Nun bekennt aber jeder Mensch instinktiv Ideale, welche jenseits von rechts und links belegen sind und, rein äußerlich betrachtet, der liberalen Anschauung der Mitte am ähnlichsten sehen: wie löst sich der Widerstreit? Er löst sich so, dass jedem instinktiv auch auf geschichtlichem Gebiet ein höherer Spannungszustand vorschwebt, welcher die bestehenden Gegensätze in sich vereinte, wie ihn solche in ihrem Bereich die Zustände der Gesundheit und der Klassik darstellen. Aber gerade die genannten Zustände beweisen klar, dass die Vereinigung der Gegensätze nicht deren Ausgleich bedeutet. Hier sind wir am Punkte angelangt, welcher lebendige und tote Harmonie haarscharf voneinander zu unterscheiden erlaubt: dem Ausgleich der Gegensätze unter den toten Stoffen entspricht deren Kontrapunktierung im Fall des Lebendigen. Ein Organismus gleicht deshalb allem eher als einem Sonnensystem, weil sein Leben, äußerlich betrachtet, den labilen, nicht stabilen Gleichgewichtszustand bedeutet, in dem ein Prinzip höherer Ordnung nicht ausgeglichene Gegensätze schwebend erhält. Dies gilt nun von allem Leben, auch dem historischen der Menschheit, auch dem geistigen. Jede Vereinheitlichung im Guten bedeutet hier nicht Ausgleich, sondern Kontrapunktierung; die richtig verstandene Fortschrittsidee betrifft nichts anderes als die Forderung, immer weitere Zusammenhänge kontrapunktiert zusammenzufassen. Und diese ist ihrerseits wiederum grundsätzlich erfüllbar, weil, wie immer man dies deute, auch die Welt des Psychischen nachweislich zusammenhängt, nicht anders wie auf der physischen Ebene unser Sonnensystem. Deshalb ruft auch hier jede bestimmte Bewegung automatisch ihre Gegenbewegung wach, so dass Radikalismus recht eigentlich Konservatismus zeugt, Sanftes Hartes, Gutes Böses und umgekehrt. Deshalb bilden Ober- und Unterwelt tatsächlich, dem Sinn aller Göttermythen gemäß, welche die Psychoanalyse auf erhöhter Verständnisstufe neu bewahrheitet hat, ein geschlossenes Ganzes. Insofern beherrscht das Gesetz des Ausgleichs einsinnig die ganze Welt1.

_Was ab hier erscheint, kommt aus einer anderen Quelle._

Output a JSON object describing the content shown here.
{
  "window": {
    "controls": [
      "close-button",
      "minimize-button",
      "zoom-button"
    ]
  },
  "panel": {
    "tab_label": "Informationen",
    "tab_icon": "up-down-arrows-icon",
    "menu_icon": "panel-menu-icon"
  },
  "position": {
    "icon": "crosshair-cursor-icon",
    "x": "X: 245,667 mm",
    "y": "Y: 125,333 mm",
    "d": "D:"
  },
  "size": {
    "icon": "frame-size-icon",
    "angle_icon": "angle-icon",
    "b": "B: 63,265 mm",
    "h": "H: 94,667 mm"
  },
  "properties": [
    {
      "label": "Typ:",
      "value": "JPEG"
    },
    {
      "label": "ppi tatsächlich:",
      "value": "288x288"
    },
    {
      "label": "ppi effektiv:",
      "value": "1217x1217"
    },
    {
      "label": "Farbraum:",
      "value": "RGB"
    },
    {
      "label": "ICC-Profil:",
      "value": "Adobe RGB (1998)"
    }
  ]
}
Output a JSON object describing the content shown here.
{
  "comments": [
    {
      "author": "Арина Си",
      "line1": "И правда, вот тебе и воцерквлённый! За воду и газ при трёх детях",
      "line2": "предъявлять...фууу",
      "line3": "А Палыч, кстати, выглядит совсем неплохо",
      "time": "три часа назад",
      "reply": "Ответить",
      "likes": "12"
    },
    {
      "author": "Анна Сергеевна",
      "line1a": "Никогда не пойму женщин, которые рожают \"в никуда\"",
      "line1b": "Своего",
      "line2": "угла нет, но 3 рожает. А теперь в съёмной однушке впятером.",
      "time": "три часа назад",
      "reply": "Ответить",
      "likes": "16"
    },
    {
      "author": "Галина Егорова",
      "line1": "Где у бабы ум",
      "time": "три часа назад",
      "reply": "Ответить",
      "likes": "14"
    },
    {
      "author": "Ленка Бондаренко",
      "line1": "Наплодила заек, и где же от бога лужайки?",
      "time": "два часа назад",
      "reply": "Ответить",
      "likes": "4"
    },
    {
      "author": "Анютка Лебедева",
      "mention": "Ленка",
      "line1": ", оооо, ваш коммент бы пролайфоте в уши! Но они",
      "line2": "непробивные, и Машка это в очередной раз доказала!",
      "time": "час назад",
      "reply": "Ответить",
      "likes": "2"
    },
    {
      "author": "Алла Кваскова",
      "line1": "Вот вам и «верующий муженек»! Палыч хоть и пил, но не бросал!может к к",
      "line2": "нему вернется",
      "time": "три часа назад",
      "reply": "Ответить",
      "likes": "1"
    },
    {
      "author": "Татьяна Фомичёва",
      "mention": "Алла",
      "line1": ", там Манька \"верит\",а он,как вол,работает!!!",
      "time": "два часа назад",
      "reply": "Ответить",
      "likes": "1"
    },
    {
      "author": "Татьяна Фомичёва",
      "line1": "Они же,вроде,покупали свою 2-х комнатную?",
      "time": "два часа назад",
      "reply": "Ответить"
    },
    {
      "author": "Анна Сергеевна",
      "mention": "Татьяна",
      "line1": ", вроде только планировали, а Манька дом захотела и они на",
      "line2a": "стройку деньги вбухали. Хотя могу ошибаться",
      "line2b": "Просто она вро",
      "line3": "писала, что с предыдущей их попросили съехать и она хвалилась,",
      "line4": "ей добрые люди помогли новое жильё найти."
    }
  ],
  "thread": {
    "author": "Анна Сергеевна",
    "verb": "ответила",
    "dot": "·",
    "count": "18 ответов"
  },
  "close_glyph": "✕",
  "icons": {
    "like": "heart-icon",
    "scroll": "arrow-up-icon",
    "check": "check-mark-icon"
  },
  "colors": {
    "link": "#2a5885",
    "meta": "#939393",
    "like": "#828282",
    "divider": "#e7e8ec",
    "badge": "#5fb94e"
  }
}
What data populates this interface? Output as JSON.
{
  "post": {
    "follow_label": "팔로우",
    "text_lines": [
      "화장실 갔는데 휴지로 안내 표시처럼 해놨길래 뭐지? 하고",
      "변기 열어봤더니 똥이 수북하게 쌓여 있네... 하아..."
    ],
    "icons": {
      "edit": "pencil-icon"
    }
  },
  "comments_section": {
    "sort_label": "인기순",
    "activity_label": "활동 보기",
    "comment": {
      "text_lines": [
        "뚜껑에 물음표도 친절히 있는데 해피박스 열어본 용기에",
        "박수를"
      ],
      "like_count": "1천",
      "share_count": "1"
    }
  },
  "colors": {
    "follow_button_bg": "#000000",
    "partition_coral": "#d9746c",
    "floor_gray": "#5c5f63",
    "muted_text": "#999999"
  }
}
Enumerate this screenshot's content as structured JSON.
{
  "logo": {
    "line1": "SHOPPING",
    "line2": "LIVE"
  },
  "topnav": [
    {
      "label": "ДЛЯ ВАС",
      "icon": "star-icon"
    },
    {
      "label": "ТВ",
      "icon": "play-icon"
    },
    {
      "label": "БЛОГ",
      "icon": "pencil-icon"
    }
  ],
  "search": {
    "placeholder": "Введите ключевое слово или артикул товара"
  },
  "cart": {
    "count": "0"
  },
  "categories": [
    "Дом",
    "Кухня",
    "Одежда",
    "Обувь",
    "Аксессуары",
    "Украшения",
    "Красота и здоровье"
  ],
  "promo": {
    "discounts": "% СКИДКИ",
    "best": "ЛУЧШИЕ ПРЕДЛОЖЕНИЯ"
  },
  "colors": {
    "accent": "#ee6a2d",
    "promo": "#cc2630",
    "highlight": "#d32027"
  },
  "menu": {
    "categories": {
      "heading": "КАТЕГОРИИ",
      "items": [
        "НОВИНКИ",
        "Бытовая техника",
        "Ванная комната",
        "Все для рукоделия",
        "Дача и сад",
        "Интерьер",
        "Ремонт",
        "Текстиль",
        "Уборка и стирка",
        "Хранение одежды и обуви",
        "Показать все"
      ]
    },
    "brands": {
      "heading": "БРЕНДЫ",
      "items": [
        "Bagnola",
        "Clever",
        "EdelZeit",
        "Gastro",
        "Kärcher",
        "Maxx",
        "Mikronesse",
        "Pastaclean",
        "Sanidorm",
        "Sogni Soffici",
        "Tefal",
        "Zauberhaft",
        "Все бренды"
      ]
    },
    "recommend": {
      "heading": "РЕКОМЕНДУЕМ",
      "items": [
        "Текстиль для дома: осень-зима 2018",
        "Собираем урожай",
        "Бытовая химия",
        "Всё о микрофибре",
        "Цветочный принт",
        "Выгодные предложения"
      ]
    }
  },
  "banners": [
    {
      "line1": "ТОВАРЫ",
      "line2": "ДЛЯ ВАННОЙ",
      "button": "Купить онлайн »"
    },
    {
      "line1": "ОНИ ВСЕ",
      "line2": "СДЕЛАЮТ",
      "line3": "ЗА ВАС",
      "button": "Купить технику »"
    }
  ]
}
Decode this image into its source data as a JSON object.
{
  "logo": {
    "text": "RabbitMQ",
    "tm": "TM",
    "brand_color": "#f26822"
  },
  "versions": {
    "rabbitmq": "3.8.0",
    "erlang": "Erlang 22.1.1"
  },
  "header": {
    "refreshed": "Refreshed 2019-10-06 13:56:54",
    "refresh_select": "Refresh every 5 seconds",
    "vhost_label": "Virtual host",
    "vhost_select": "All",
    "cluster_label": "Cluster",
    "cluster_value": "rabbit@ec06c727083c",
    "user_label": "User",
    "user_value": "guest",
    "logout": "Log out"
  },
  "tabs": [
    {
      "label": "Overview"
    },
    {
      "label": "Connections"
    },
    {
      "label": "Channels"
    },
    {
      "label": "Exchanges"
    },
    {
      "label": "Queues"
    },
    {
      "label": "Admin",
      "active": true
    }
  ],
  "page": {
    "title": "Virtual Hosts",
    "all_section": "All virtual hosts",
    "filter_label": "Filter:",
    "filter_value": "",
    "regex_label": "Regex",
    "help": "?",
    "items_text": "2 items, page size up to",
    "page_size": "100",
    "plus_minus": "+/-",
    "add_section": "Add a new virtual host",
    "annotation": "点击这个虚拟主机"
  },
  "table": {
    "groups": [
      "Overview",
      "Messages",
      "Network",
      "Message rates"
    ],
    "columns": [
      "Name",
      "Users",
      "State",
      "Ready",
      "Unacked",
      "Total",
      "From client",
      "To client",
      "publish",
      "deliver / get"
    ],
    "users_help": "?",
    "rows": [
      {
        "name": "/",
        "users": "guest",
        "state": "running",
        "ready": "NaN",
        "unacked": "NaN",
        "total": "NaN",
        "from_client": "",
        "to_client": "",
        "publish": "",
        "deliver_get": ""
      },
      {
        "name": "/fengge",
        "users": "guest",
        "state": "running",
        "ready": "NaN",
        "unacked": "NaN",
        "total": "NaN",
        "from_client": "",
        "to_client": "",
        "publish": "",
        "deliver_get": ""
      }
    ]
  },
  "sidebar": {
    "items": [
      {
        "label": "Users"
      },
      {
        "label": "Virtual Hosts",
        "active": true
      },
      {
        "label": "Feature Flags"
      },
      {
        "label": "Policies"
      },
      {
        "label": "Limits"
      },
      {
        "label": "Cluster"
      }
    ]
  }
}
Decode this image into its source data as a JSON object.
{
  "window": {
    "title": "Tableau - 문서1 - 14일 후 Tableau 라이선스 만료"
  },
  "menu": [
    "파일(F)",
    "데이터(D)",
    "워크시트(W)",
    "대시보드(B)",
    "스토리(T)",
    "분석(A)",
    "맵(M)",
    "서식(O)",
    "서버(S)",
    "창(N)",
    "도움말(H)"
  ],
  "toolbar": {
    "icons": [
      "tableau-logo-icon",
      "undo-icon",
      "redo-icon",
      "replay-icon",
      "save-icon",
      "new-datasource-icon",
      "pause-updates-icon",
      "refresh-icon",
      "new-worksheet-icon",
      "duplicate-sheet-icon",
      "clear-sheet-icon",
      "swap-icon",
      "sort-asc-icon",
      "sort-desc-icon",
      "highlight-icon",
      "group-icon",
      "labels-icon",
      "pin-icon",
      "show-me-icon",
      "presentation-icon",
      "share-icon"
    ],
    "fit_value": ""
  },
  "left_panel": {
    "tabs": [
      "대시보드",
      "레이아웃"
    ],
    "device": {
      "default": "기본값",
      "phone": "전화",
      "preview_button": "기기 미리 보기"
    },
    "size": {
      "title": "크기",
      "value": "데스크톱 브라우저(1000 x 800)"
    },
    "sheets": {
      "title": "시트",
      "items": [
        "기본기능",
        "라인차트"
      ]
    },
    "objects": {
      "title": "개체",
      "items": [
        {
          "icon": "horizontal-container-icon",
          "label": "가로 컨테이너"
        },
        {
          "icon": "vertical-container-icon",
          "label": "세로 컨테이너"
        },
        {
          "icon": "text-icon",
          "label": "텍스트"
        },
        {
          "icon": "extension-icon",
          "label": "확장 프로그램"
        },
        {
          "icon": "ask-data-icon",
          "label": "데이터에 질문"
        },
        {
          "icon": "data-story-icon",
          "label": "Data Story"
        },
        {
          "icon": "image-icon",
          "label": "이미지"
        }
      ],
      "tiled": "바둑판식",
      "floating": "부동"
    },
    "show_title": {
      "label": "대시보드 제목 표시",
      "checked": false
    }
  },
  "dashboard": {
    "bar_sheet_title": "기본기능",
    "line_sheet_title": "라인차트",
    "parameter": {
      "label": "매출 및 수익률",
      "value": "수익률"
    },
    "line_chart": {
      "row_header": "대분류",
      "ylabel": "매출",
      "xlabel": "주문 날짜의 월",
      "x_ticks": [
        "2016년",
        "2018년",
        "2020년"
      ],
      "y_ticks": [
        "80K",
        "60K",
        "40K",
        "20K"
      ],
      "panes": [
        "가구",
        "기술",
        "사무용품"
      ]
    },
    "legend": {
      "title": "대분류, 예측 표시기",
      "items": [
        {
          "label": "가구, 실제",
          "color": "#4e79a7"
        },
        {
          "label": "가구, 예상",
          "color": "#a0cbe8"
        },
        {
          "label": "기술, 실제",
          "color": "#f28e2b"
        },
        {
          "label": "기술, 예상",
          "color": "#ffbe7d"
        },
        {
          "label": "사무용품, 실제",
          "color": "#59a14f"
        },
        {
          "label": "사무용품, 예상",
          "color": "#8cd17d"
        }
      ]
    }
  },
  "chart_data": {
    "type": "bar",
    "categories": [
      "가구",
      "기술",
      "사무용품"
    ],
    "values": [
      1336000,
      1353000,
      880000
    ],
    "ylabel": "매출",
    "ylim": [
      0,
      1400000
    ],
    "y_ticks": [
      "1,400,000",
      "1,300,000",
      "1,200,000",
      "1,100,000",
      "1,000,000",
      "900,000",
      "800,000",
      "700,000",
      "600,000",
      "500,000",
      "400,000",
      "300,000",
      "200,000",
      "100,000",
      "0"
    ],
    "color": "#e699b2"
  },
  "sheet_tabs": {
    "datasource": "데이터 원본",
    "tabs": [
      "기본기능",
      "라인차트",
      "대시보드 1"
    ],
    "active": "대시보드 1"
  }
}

Da dem nun also ist, so muss ein allgemeiner umfassender Rhythmus freilich erzielbar sein, in dem die bisherigen Gegensätze sich gegenseitig kontrapunktierten, nicht aufhüben. Eben dies ahnen wir alle, sofern wir Vollkommenheit wollen. Doch gerade hier erweisen sich unsere physikalischen Eingangsbetrachtungen als besonders fruchtbar: der umfassendere Spannungszustand kommt überall erst dort zustande, wo die Partialspannungen sich durch Superposition harmonisiert haben. Dies ist überall nur möglich in einer gereiften Welt. Die der geistigen Menschheit befindet sich nun unstreitig noch in chaotischem Zustand, etwa in dem der Sternmaterie, bevor diese sich zu den heutigen Sternensystemen konsolidierte. Sie ist zur Verwirklichung des Menschheitsideales noch zu jung. Dementsprechend gab es, mögen seltene Einzelne, für sich betrachtet, von jeher welchen Vollendungsgrad nur immer erreicht haben, unter historischen Zuständen bisher, vom Standpunkt der Menschheit, ausschließlich Elemente. Die Rhythmen, welche sie verkörperten, waren allesamt exzentrische, besondere und einseitige, nicht allumspannende, und dies zwar selbstverständlich so, insofern es sich um historische Zustände handelte: Geschichte, so wie wir sie verstehen, wäre anders als einseitig gerichtet verstanden, ein Begriff ohne Inhalt. Die Menschheitsgeschichte verliefe freilich im Jenseits aller bisherigen Einseitigkeiten. Doch diese hat noch nicht begonnen. Wohin man den Blick in Raum und Zeit auch wendet: andere als einseitige Bewegtheitszustände sind nicht festzustellen. Aller bisherige Fortschritt kam auf dem Wege dessen zustande, was die Psychoanalyse Überkompensation heißt: genau wie wir Heutigen einseitig intellektuell sind, insofern allen früheren Typen freilich überlegen, jedoch in anderen Hinsichten korrelativ zurückgeblieben, genau so galt dies jeweils von der hellenischen, römischen, der frühchristlichen und mittelalterlichen Welt; als vermeintliche Totalitäten haben sich diese Kulturen sämtlich missverstanden. Und genau so hat man alle großen Erneuerer missverstanden, insofern man sie, als historische Wirkungseinheiten, für Sinnbilder allseitiger Vollendung hielt. Christus war im höchsten Grade einseitig, denn er stand im bewussten Gegensatz zu beinahe allem Besten der antiken Kultur; gleiches gilt von Buddha im Zusammenhang mit der brahmanischen, von der viel größeren Einseitigkeit der Luther, Ignatius, Franziscus, Mohammed und israelitischen Propheten zu schweigen.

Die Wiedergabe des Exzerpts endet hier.